Find sin 2x, cos 2x, and tan 2x from the given information. tan x = − 1 4 , cos x > 0

Answer 1

so what's the question?

Answer 2

lol im confused

Answer 3

@Saisuke<3

Answer 4

If \(\tan x < 0\) and \(\cos x>0\), that means the angle \(x\) is in Quadrant IV. (Therefore, only \(\cos x,\sec x>0\); all the other trig functions will be negative valued).
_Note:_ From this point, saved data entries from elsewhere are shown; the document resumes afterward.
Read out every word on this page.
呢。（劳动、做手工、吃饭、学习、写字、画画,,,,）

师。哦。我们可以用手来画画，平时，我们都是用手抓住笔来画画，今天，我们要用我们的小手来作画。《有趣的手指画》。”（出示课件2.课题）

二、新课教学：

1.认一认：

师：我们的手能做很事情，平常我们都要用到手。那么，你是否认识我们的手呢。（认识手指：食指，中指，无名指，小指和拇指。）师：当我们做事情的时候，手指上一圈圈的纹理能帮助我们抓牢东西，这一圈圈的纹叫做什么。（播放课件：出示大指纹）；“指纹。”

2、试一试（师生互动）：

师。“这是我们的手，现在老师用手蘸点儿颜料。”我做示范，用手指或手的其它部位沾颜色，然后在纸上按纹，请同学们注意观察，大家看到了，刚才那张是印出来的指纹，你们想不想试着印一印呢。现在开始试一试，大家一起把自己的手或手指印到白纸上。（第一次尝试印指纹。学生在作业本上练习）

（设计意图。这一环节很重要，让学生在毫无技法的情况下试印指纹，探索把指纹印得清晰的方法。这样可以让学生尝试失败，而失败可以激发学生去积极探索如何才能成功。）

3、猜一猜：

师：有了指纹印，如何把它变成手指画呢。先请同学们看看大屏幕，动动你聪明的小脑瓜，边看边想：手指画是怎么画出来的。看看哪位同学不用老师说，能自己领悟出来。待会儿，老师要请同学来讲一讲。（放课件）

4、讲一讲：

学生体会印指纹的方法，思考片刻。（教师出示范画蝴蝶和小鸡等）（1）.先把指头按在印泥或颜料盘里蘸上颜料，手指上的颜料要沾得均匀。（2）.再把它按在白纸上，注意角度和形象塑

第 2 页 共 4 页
We'll find \(\sin(2x)\) and \(\cos(2x)\) first; To do that, though, we need to know \(\cos x\) and \(\sin x\).

Recall that \(\tan^2 x+ 1 = \sec^2 x\). Thus, \(\sec^2 x = (-\frac{1}{4})^2 +1 = \frac{17}{16}\implies \cos^2 x = \frac{16}{17}\). Therefore \(\cos x = \sqrt{\dfrac{16}{17}} = \dfrac{4}{\sqrt{17}}\). Now, we recall that \(\tan x = \dfrac{\sin x}{\cos x}\). Hence
\(\sin x = \tan x \cos x = -\dfrac{1}{4}\cdot\dfrac{4}{\sqrt{17}} = -\dfrac{1}{\sqrt{17}}\).

Next, we note that

\(\sin(2x)=2\sin x\cos x = 2\cdot\dfrac{-1}{\sqrt{17}}\cdot \dfrac{4}{\sqrt{17}} = -\dfrac{4}{17} \)

and

\(\cos(2x) = \cos^2 x - \sin^2 x =\dfrac{16}{17} - \dfrac{1}{17} = \dfrac{15}{17}\)

Last but not least, we now have that \(\tan(2x) = \dfrac{\sin(2x)}{\cos(2x)} = \dfrac{-4/17}{15/17} =-\dfrac{4}{15}\).

Does this make sense? :-)

Answer 5

Woops; \(\sin(2x) = -\dfrac{\color{red}{8}}{17}\) and as a result \(\tan(2x) = -\dfrac{\color{red}{8}}{15}\). Sorry about that!